Since this is backup and not archive, all you need to have is capacity equal to or greater than your primary storage (your HDOne). A pile of individual drives probably isn't a huge savings over a storage appliance like a Drobo Pro, and they would be more of a hassle to backup to. You can also look at similar products from Synology and Qnap. They all are essentially little Linux servers with a bunch of drive bays.

[Bob Cole] "Alternatively, if I were to buy a Cache-A, is there a "sweet spot" for the one-person editing suite? This is a rough approximation, but I edit about three short-form (5-10 minute) finished videos a month, running through about 2 tb of storage in that time."

The price breaks in the Cache-A line seem to be along the LTO generation fault lines, at least as the single drive units go. If you want to make use of LTFS, you need to be on the newest and thus most expensive LTO-5. The default format Cache-A writes is tar, so even if you aren't getting LTO-5, you are getting an open format written to tape.
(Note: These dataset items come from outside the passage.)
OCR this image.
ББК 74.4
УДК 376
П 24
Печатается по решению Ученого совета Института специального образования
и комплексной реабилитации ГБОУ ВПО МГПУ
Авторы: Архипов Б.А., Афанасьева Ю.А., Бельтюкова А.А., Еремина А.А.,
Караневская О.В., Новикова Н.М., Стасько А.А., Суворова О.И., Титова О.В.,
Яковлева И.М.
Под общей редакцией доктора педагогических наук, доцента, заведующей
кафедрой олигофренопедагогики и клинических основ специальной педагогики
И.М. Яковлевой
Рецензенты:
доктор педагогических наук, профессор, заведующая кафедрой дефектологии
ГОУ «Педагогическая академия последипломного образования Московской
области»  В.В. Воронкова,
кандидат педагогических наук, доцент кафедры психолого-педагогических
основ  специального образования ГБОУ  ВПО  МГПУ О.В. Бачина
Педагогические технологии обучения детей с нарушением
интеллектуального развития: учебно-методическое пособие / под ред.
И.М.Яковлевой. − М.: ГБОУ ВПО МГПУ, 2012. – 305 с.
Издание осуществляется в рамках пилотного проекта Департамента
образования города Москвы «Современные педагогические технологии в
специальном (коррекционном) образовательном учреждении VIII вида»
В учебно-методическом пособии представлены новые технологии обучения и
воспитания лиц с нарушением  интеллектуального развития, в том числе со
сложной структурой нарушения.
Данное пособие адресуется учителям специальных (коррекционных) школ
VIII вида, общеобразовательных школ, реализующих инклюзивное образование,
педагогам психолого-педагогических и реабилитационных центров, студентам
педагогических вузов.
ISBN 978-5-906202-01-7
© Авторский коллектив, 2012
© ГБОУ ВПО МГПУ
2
If you backup to tape via a Cache-A, then your backup can just become your archive since the data is already on LTO. If you maintain a live backup with a Drobo or similar NAS, you are still left to archive your data when you're done with it. As long as you don't need rapid restore of your entire HDOne, merging your backup and archive with a Cache-A can create some real efficiency in your protection routine compared to a NAS and your existing manually operated LTO-3 setup.